共感は覚えないけれど、父の姿勢は目に焼き付けられている。
実家の、使われなくなって久しい、離れの縁側を掃除し始めた。
長年積もった埃のカーペットの下で、アイロンも木の板もブックスタンドもすべてが等しく灰褐色に染められている。
普段は一瞥もくれずゴミ袋になげこむようなもの、大皿や額縁、戸板や電熱器のひとつひとつに、手がとまり、今まで一度として私を訪ねることのなかった想念が、つぎつぎと惹起される。

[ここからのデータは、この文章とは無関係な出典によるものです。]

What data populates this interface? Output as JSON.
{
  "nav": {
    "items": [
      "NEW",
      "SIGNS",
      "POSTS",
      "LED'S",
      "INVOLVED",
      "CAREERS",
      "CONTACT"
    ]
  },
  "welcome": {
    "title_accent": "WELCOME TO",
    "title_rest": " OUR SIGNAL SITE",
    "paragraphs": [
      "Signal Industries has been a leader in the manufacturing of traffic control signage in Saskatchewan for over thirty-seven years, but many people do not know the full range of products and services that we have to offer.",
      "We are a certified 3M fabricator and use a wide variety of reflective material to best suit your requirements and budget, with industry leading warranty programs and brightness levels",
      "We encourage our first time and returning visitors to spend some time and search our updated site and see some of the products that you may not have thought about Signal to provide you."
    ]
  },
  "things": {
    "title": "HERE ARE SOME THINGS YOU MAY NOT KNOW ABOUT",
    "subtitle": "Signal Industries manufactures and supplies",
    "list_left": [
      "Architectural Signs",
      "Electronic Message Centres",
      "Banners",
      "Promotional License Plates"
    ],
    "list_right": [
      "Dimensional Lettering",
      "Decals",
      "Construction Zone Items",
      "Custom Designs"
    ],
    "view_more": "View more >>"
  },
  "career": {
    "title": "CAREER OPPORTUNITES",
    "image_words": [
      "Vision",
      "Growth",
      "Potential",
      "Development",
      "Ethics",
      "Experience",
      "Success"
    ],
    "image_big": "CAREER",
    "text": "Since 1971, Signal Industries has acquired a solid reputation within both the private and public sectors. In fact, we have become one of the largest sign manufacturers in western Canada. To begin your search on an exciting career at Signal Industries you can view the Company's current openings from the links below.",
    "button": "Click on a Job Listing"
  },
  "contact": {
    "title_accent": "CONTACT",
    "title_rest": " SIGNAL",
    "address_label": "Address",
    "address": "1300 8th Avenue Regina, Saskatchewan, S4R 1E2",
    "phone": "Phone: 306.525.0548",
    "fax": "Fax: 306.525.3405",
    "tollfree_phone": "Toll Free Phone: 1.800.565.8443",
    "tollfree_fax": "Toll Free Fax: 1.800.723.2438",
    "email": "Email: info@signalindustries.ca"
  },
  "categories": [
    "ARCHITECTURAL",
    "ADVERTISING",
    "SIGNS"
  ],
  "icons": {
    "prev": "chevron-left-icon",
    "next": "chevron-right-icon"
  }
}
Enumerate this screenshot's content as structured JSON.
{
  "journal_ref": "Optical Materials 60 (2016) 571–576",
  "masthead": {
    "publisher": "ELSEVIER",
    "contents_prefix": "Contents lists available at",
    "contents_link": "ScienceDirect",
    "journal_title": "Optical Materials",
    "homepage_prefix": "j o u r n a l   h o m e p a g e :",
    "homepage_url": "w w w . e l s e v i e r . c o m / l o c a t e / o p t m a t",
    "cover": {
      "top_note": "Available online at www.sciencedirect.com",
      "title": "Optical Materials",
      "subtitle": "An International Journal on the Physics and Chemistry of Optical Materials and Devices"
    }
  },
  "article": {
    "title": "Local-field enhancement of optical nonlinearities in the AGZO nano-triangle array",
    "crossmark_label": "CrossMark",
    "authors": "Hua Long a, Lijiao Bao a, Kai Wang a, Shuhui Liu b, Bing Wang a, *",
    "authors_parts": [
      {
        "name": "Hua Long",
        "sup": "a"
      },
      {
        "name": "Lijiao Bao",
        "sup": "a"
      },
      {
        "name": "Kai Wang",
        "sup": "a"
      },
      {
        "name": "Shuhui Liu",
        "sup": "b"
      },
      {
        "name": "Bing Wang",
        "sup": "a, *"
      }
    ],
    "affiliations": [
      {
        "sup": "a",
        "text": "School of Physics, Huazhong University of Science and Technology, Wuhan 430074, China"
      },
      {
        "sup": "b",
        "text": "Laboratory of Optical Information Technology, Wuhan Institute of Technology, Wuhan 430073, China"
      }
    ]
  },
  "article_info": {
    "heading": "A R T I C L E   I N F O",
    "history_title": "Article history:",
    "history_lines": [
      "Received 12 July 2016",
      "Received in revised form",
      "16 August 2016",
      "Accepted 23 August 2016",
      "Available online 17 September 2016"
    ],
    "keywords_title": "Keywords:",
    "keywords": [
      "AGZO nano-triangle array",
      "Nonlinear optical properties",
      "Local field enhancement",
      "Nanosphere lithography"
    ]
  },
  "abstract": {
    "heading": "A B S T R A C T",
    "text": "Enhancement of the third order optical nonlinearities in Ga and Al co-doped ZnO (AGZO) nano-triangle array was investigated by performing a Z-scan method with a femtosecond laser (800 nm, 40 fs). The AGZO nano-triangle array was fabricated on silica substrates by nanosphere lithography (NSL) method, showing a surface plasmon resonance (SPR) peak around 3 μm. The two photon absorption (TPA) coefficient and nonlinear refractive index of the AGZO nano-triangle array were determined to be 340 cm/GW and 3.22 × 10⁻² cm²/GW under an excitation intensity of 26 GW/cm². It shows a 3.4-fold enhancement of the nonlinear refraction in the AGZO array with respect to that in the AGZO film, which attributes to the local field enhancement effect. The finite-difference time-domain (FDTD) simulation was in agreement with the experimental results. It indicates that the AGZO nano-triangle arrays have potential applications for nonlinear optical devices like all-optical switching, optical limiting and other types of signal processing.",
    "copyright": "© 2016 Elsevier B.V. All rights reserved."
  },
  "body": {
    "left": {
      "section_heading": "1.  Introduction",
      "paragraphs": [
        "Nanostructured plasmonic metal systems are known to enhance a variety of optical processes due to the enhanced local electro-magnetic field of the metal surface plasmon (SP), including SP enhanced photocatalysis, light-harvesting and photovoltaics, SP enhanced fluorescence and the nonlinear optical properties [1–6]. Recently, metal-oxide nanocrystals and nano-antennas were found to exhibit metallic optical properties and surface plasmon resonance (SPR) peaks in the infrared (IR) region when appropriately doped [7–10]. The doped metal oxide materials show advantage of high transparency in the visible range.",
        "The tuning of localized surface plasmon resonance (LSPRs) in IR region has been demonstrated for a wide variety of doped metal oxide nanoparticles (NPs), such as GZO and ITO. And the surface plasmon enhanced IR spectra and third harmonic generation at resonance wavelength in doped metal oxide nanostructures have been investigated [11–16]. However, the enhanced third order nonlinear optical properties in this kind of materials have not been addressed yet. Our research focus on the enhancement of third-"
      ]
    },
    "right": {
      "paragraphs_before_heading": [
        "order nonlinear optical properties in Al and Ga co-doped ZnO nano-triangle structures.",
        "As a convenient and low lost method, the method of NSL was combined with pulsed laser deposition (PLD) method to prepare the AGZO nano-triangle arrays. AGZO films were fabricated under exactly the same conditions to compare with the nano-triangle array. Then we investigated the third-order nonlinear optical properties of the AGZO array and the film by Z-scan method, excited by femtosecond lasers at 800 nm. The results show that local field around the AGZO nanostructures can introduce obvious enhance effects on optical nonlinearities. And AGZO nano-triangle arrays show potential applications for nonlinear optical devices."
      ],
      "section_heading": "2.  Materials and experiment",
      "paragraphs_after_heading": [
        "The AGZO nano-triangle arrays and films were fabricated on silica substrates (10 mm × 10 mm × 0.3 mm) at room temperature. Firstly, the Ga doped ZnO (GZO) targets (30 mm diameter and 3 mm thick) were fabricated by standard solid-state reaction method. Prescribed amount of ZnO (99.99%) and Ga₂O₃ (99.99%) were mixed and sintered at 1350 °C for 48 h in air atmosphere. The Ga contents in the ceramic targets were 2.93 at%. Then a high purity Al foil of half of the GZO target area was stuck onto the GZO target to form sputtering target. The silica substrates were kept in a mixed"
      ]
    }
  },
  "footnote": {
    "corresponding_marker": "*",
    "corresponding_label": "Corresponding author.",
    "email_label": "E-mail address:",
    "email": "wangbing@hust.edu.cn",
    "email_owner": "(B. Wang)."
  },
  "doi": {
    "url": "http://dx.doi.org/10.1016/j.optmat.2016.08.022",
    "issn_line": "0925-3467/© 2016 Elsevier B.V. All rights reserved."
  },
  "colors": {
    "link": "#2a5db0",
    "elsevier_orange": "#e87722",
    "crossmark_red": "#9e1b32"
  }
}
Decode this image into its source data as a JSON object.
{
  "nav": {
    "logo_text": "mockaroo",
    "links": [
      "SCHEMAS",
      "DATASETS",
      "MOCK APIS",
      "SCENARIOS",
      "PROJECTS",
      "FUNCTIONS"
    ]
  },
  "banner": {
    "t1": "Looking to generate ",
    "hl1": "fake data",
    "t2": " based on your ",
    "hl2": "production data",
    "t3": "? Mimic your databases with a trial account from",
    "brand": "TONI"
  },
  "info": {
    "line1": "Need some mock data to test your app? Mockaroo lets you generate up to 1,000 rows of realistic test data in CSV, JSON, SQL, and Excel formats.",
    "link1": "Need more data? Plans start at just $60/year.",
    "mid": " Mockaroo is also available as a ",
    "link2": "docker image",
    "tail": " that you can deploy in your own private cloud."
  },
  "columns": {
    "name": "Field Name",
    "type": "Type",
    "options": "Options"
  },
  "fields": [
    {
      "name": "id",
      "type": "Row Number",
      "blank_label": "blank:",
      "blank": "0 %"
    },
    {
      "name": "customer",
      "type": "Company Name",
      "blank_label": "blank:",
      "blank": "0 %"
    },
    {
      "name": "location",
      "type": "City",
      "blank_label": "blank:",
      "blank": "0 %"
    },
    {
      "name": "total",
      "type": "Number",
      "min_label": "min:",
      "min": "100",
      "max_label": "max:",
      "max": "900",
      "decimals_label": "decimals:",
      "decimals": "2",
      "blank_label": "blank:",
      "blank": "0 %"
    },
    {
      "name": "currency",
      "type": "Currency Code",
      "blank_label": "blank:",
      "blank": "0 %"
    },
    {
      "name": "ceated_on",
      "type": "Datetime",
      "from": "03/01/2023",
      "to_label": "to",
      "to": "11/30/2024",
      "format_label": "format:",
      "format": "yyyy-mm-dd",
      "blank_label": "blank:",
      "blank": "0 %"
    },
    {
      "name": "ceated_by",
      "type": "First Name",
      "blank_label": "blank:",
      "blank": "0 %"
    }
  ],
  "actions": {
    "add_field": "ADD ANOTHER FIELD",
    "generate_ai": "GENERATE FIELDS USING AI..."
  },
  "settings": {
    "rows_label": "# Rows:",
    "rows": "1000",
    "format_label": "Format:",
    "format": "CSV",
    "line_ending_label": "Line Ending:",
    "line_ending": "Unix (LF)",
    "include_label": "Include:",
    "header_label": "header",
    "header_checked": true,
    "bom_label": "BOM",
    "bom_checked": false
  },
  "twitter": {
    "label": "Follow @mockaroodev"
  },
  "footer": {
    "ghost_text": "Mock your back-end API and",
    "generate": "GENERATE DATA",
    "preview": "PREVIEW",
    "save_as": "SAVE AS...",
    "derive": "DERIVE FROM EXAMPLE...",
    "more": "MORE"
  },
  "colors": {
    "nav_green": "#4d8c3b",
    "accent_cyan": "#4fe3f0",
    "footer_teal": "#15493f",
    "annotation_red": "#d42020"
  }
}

もしかしたら捨てられずにとっておいたものかもしれない。
家族の誰かが毎日口をつけた茶碗、なにかしかるべき処分の仕方があるのか…?
この建具は、考えようによってはなにかに使えるかもしれないぞ…。
何かの種だ。植えてみよう。
私のモノに対する価値観が、歴史の重さの前に全く歯が立たないでいる。
だが余計に、そうであるからこそ強く、これらを捨ててしまわなければならない。
モノ自体が、私の人格や生活を規定してくるような力強さを感じてしまったのだ。
父はもしかしたら、あまりに古くなったそれらの家財道具の声なき主張を承伏して、自らの生活に取り込んでいるのかもしれない。
ここにとどまりたい。モノの方が気持ちが強い時があるのかもしれない。
オカルト的だ。でもそう感じてしまったのだ。